「グーグル税」のとばっちり、サムスン・現代自にもデジタル税課税

 グーグル、ネットフリックスなど巨大IT企業が莫大な収入を上げながら、収入源となった国に税金を支払わない問題を解決するため、国際社会が「デジタル税」の導入で合意した。ところが、検討過程で巨大IT企業だけでなく、製造業にもデジタル税を課税することになり、韓国企業にも火の粉が降り掛かった。韓国政府は「企業が負担する税金の総額は変わらない」と説明しているが、企業はデジタル税の課税範囲拡大による影響を注視している。

 経済協力開発機構(OECD)は1月27-30日にパリで多国籍企業の租税回避防止対策(BEPS=税源浸食と利益移転)に対する包括的履行体制(IF)運営委員会・総会を開き、デジタル税課税の骨格で合意した。まだ具体的には決まっていないが、一定規模以上の多国籍企業が全世界で上げる利益の一部に対し、市場所在国(実際に収入を上げている国)が課税権を行使できるようにすることが柱だ。

■製造業にも課税

 国際的な租税原則上、法人税は固定した事業所がある場所で課税される。IT企業の場合、サーバーの所在地が固定事業所となる。ところが、全世界がネットワークで結ばれ、どこでもデジタルサービスを提供できる巨大IT企業は税金が安い国にサーバーを置き、市場所在国にサーバーを設置せずに事業を展開することで税金を回避してきた。

 これまでデジタル税導入を巡っては、欧州各国が巨大IT企業の多い米国を相手に戦ってきた。フランスが一定規模以上のIT企業へのデジタル税導入を主張すると、米国がそれに反発し、報復関税に言及するなど鋭く対立した。OECDを中心に多国間合意を通じ、問題解決を図ることになったが、米国が製造業にもデジタル税を適用すべきだと主張し、戦線が拡大した。製造業もデジタル環境を利用してマーケティングを行っており、それを利用して利益を上げているというのが米国の論理だ。結局今回の合意に米国の主張が反映され、韓国の製造業もデジタル税の影響を受けることになった。

■検討過程に注目する韓国企業、課税は2-3年後か

 韓国政府は個別の企業が負担する税金の総額は変わらないとしている。企画財政部関係者は「国家間の課税権をどう配分するかの問題だ」とし、「企業が特定の国に支払っていた税金の一部を他国に支払うものだ」と説明した。しかし、サムスン、LG、現代自動車など韓国企業はデジタル税導入を巡る検討過程を注視している。グーグルなど海外の巨大IT企業が支払う税金の一部が韓国に入ってくるが、韓国企業が韓国で支払っていた税金の一部が他国に支払われることになり、税収全体に及ぼす影響も関心事だ。

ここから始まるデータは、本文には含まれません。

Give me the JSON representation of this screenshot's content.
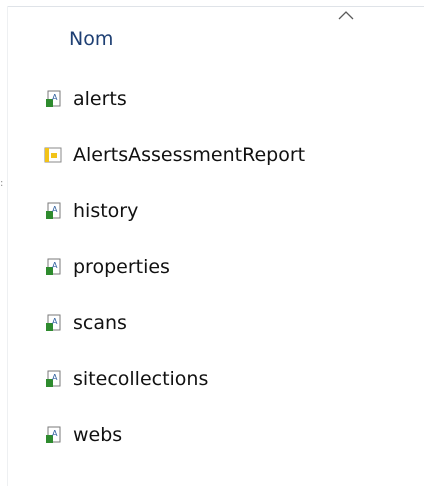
{
  "header": {
    "column_label": "Nom"
  },
  "items": [
    {
      "label": "alerts",
      "icon": "xml-file-icon"
    },
    {
      "label": "AlertsAssessmentReport",
      "icon": "report-file-icon"
    },
    {
      "label": "history",
      "icon": "xml-file-icon"
    },
    {
      "label": "properties",
      "icon": "xml-file-icon"
    },
    {
      "label": "scans",
      "icon": "xml-file-icon"
    },
    {
      "label": "sitecollections",
      "icon": "xml-file-icon"
    },
    {
      "label": "webs",
      "icon": "xml-file-icon"
    }
  ],
  "colors": {
    "header_text": "#1e3f73",
    "item_text": "#111111",
    "xml_icon_green": "#2e8b2e",
    "report_icon_yellow": "#f2c318"
  }
}
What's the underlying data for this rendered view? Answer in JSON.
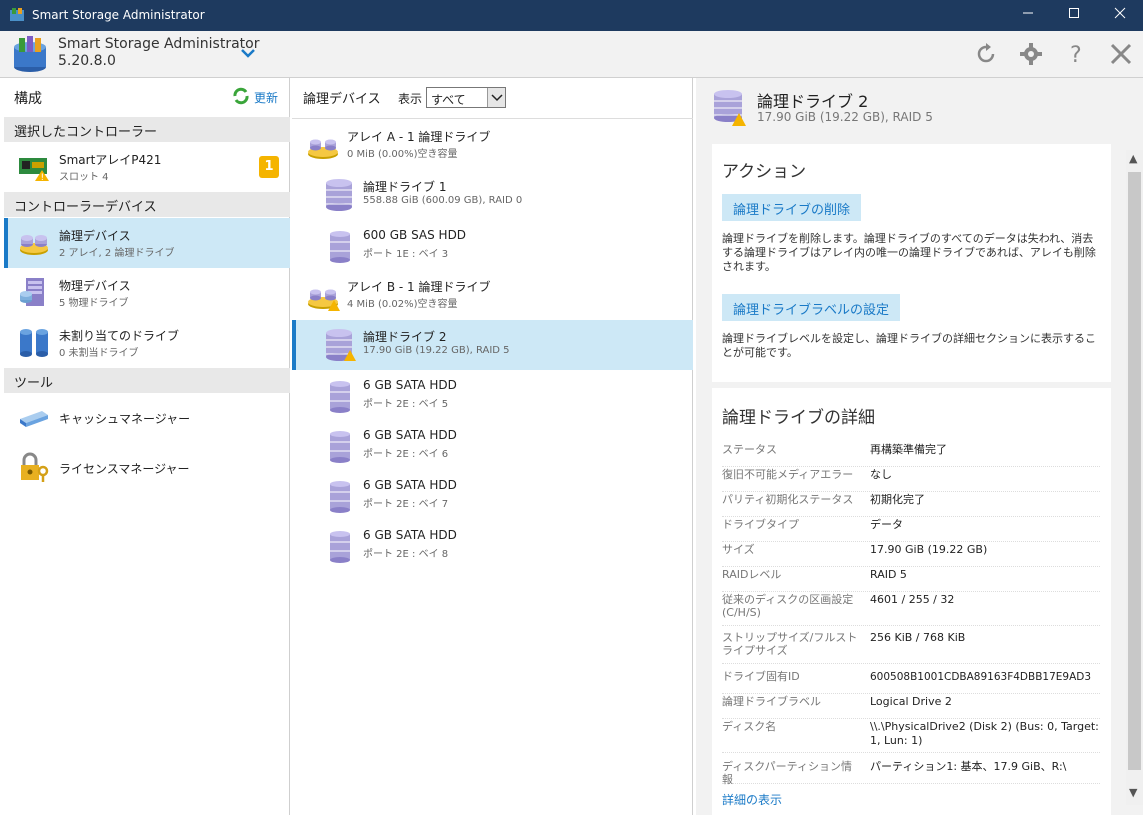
{
  "window": {
    "title": "Smart Storage Administrator"
  },
  "header": {
    "app_name": "Smart Storage Administrator",
    "version": "5.20.8.0"
  },
  "left_panel": {
    "title": "構成",
    "refresh_label": "更新",
    "section_controller": "選択したコントローラー",
    "controller": {
      "name": "SmartアレイP421",
      "sub": "スロット 4",
      "badge": "1"
    },
    "section_devices": "コントローラーデバイス",
    "devices": [
      {
        "label": "論理デバイス",
        "sub": "2 アレイ, 2 論理ドライブ"
      },
      {
        "label": "物理デバイス",
        "sub": "5 物理ドライブ"
      },
      {
        "label": "未割り当てのドライブ",
        "sub": "0 未割当ドライブ"
      }
    ],
    "section_tools": "ツール",
    "tools": [
      {
        "label": "キャッシュマネージャー"
      },
      {
        "label": "ライセンスマネージャー"
      }
    ]
  },
  "middle_panel": {
    "title": "論理デバイス",
    "filter_label": "表示",
    "filter_value": "すべて",
    "items": [
      {
        "title": "アレイ A - 1 論理ドライブ",
        "sub": "0 MiB (0.00%)空き容量"
      },
      {
        "title": "論理ドライブ 1",
        "sub": "558.88 GiB (600.09 GB), RAID 0"
      },
      {
        "title": "600 GB SAS HDD",
        "sub": "ポート 1E : ベイ 3"
      },
      {
        "title": "アレイ B - 1 論理ドライブ",
        "sub": "4 MiB (0.02%)空き容量"
      },
      {
        "title": "論理ドライブ 2",
        "sub": "17.90 GiB (19.22 GB), RAID 5"
      },
      {
        "title": "6 GB SATA HDD",
        "sub": "ポート 2E : ベイ 5"
      },
      {
        "title": "6 GB SATA HDD",
        "sub": "ポート 2E : ベイ 6"
      },
      {
        "title": "6 GB SATA HDD",
        "sub": "ポート 2E : ベイ 7"
      },
      {
        "title": "6 GB SATA HDD",
        "sub": "ポート 2E : ベイ 8"
      }
    ]
  },
  "right_panel": {
    "title": "論理ドライブ 2",
    "subtitle": "17.90 GiB (19.22 GB), RAID 5",
    "actions_title": "アクション",
    "action1_label": "論理ドライブの削除",
    "action1_desc": "論理ドライブを削除します。論理ドライブのすべてのデータは失われ、消去する論理ドライブはアレイ内の唯一の論理ドライブであれば、アレイも削除されます。",
    "action2_label": "論理ドライブラベルの設定",
    "action2_desc": "論理ドライブレベルを設定し、論理ドライブの詳細セクションに表示することが可能です。",
    "details_title": "論理ドライブの詳細",
    "details": [
      {
        "key": "ステータス",
        "value": "再構築準備完了"
      },
      {
        "key": "復旧不可能メディアエラー",
        "value": "なし"
      },
      {
        "key": "パリティ初期化ステータス",
        "value": "初期化完了"
      },
      {
        "key": "ドライブタイプ",
        "value": "データ"
      },
      {
        "key": "サイズ",
        "value": "17.90 GiB (19.22 GB)"
      },
      {
        "key": "RAIDレベル",
        "value": "RAID 5"
      },
      {
        "key": "従来のディスクの区画設定 (C/H/S)",
        "value": "4601 / 255 / 32"
      },
      {
        "key": "ストリップサイズ/フルストライプサイズ",
        "value": "256 KiB / 768 KiB"
      },
      {
        "key": "ドライブ固有ID",
        "value": "600508B1001CDBA89163F4DBB17E9AD3"
      },
      {
        "key": "論理ドライブラベル",
        "value": "Logical Drive 2"
      },
      {
        "key": "ディスク名",
        "value": "\\\\.\\PhysicalDrive2 (Disk 2) (Bus: 0, Target: 1, Lun: 1)"
      },
      {
        "key": "ディスクパーティション情報",
        "value": "パーティション1: 基本、17.9 GiB、R:\\"
      }
    ],
    "more_link": "詳細の表示"
  },
  "colors": {
    "titlebar": "#1e3a5f",
    "accent": "#1a7ac7",
    "selection": "#cde8f6",
    "badge": "#f5b400"
  }
}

 運営委は今月開かれる主要20カ国・地域(G20)財務相会合に今回の合意事項を上程し、年末までにデジタル税の課税最終案を取りまとめる計画だ。ただ最終案がまとまっても、テクニカルな細部事項を決定し、それを各国の法制に反映するまでには時間がかかるため、実際の課税までには2-3年かかるとみられている。